- The World Below by Paul Chadwick. Somewhat pulpy adventure. Beautiful artwork, as always from Chadwick.
- Superman/Shazam!: First Thunder by Judd Winick & Joshua Middleton. I haven't heard a lot good about Winick's current Shazam comic, but this was supposed to be pretty good, and it is.
- Superman: Strange Attractors by Gail Simone, John Byrne, et al. Nice, solid storytelling. Not fantastic, but quite a bit better than a lot of comics.
- Athena Voltaire: The Collected Webcomics by Paul Daly & Steve Bryant. Definitely pulpy, rather choppy in places. But it began as a weekly webcomic, and if you're telling a pulp story and you have to pick between action & smooth storytelling, the choice is clear.
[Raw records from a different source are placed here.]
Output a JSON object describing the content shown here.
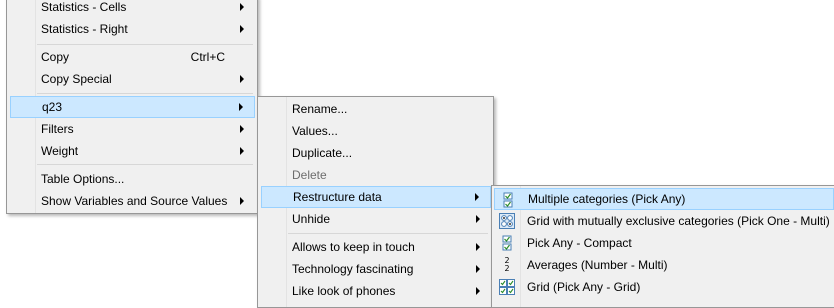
{
  "menu1": {
    "items": [
      {
        "label": "Statistics - Cells"
      },
      {
        "label": "Statistics - Right"
      },
      {
        "label": "Copy",
        "shortcut": "Ctrl+C"
      },
      {
        "label": "Copy Special"
      },
      {
        "label": "q23"
      },
      {
        "label": "Filters"
      },
      {
        "label": "Weight"
      },
      {
        "label": "Table Options..."
      },
      {
        "label": "Show Variables and Source Values"
      }
    ]
  },
  "menu2": {
    "items": [
      {
        "label": "Rename..."
      },
      {
        "label": "Values..."
      },
      {
        "label": "Duplicate..."
      },
      {
        "label": "Delete"
      },
      {
        "label": "Restructure data"
      },
      {
        "label": "Unhide"
      },
      {
        "label": "Allows to keep in touch"
      },
      {
        "label": "Technology fascinating"
      },
      {
        "label": "Like look of phones"
      }
    ]
  },
  "menu3": {
    "items": [
      {
        "label": "Multiple categories (Pick Any)",
        "icon": "checkbox-list-icon"
      },
      {
        "label": "Grid with mutually exclusive categories (Pick One - Multi)",
        "icon": "radio-grid-icon"
      },
      {
        "label": "Pick Any - Compact",
        "icon": "checkbox-list-icon"
      },
      {
        "label": "Averages (Number - Multi)",
        "icon": "number-list-icon",
        "glyphs": [
          "2",
          "2"
        ]
      },
      {
        "label": "Grid (Pick Any - Grid)",
        "icon": "checkbox-grid-icon"
      }
    ]
  },
  "colors": {
    "highlight": "#cce8ff",
    "highlight_border": "#99d1ff",
    "menu_bg": "#f0f0f0"
  }
}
- The Drifting Classroom, vol. 4 by Kazuo Umezu. More histrionic adventures of a grade school transported to a nightmarish landscape. I swear in the entire volume, there's something like two bits of dialog that don't end in exclamation points or question marks. (Checked out of the library.)
- Monster, vol. 5: After the Carnival by Naoki Urasuwa. I like this series a lot, but I'm not sure what to say about it. Very tense. (Library.)
- Infinite Crisis by Geoff Johns, Phil Jimenez, et al. DC's latest word in "event" comics. Some very nice art, but I can't say the story impressed me terribly. And I do hope we never see emo-Superboy again. (But I know we will.) (Library.)
- Usagi Yojimbo, vol. 3 by Stan Sakai. For the third week running, I finish my book update with Sakai's wonderful stories of feudal Japan.
Movies
- Land of the Lost: The Complete Second Season. Not as good as the first season, probably due to the loss of David Gerrold as the story editor. Still fairly entertaining, though.
- The Magnificent Seven. I find it somewhat ironic that this movie is a remake of The Seven Samurai when Kurosawa was inspired by westerns. Full circle.
- Children of Men. What an amazing movie. It's the best film I've seen in a long time. Very powerful.
- The Simpsons: The Complete Fourth Season. Oh man, this show used to be good. Teena & I laughed all the way through the episode where Homer becomes head of the union at the power plant.
- The Simpsons: The Complete Third Season. I forgot to write it down in the journal where I keep track of these things, so I don't know when we finished it, but several months back, Teena & I watched this.